In 1985, Artec took over a 50% stake in the company, and started making pre-recorded home video releases. The company had intended to release low-budget movies on videocassette. The company then signed a deal with Trans-Atlantic Enterprises to release its titles on videocassette after its showings at the American Film Market. In late 1985, Jim Fisher was named executive vice president of Academy Home Entertainment.

In early 1986, the company signed a Canadian home video deal with Monte Video Distributing, Ltd. to issue home video releases in Canada. In mid-1986, the company purchased rights to titles from Crown International Pictures, which were released on home video. In 1986, Robert Baruc was named president of the company, replacing Roger Reese. Around the same time, Academy bought the home video distribution rights to the Troma film Play Dead. In August 1986, the company introduced a new home video line, Infovid, designed for instructional videos.
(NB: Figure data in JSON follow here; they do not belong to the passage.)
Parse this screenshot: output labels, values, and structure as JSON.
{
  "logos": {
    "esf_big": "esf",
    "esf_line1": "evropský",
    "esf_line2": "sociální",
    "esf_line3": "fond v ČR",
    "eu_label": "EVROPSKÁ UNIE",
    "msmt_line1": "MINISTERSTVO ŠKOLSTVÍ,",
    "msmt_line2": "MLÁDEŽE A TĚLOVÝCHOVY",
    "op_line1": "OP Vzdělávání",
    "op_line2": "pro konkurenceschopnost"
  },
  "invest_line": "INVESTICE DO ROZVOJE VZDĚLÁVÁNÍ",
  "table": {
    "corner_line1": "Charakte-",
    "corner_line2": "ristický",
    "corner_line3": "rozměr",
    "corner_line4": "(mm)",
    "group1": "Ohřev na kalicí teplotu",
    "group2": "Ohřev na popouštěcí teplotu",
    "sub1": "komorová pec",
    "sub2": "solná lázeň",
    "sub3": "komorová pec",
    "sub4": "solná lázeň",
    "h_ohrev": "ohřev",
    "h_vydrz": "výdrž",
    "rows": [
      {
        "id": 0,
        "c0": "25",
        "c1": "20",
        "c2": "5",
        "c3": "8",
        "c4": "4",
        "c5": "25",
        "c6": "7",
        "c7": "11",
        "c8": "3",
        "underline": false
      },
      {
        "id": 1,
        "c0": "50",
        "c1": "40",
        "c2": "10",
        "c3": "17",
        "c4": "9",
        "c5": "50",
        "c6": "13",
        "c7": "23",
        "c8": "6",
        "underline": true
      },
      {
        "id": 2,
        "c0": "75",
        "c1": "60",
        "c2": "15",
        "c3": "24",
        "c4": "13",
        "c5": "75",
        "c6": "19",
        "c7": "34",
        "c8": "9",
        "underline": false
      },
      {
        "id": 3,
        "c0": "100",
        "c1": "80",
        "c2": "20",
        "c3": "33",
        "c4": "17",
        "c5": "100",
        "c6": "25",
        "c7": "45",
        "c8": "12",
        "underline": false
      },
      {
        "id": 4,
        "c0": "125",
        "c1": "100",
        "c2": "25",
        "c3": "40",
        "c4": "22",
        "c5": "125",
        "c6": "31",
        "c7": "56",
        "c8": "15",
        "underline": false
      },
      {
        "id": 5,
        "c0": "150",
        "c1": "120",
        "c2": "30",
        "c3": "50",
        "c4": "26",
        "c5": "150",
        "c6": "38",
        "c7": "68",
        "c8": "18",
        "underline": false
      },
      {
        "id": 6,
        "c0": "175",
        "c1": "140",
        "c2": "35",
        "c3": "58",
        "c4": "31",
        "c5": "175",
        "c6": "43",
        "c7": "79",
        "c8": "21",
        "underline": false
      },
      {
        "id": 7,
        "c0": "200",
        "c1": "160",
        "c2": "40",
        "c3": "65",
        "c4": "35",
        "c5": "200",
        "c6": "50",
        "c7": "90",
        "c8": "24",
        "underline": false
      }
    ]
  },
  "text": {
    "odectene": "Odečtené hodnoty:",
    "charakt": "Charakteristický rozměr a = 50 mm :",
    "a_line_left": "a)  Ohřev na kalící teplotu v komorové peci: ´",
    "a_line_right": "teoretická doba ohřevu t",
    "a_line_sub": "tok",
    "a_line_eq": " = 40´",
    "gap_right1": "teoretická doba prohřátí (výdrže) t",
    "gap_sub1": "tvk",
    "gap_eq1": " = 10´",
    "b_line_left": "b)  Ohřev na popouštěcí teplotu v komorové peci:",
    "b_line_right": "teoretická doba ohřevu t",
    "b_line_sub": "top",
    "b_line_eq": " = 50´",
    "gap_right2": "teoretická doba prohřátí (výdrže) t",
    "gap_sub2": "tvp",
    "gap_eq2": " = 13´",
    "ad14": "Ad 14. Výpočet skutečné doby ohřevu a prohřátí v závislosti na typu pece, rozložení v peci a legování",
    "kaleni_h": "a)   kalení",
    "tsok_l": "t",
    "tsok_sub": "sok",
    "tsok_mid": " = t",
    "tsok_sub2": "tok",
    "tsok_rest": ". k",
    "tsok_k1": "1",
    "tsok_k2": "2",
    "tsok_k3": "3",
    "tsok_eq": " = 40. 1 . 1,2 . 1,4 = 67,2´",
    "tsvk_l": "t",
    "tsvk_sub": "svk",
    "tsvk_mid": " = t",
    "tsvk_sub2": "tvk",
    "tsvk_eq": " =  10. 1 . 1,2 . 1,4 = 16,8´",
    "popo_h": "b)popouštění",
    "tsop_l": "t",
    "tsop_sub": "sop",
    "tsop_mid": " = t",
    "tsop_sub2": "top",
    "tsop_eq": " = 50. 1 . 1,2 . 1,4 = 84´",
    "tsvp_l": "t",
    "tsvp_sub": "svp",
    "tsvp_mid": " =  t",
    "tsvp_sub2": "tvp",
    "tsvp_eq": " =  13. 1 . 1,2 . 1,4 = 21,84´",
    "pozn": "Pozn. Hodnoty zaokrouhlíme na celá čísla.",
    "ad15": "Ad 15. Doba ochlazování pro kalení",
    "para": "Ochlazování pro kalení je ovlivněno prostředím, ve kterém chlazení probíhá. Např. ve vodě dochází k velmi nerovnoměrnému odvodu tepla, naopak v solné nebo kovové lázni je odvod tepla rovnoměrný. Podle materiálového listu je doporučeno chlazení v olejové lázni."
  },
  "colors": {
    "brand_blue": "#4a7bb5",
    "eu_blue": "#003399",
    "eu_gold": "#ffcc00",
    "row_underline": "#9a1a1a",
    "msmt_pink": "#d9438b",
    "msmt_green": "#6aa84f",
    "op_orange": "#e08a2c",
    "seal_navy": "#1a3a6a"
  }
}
In 1987, the company signed a deal with Shapiro Entertainment through which Academy released its titles on videocassette. The company shortened its name to Academy Entertainment in 1987 to reflect the expansion, and released its title Concrete Angels, with The Beatles-related merchandise, on home video. In late 1987, the company released the Ralph Bakshi title Coonskin on home video for the first time, under the title Streetfight.

In early 1988, the company reduced prices on 58 titles. In 1988, the company hit its biggest title, Blue Movies, which was released on March 16, 1988. In August 1988, the company signed a deal with Steven Paul's company Paul Home Vision, to release its titles on home video. In September 1988, the company offered two prepack releases of its upcoming titles for November, Sexpot and Take Two. In late 1988, the company entered the laserdisc business.

In 1989, the company expanded into making theatrical films with a distribution deal with Skouras Pictures, with Dealers the first film financed by the video company. In 1990, the company sold home video rights of The Amityville Curse and Amityville 4: The Evil Escapes to rival home video distributor Vidmark Entertainment. Also in 1990, Robert Baruc was named president of the company's theatrical division of the company, Academy Pictures, which was designed to sell films for movie theaters.

In 1992, the company was expanded further, to include a telemarketing arm.

In 1994, foreign film distributor Communications & Entertainment Corp signed a deal to purchase Academy Entertainment from Artec Corporation, and later shut down its business.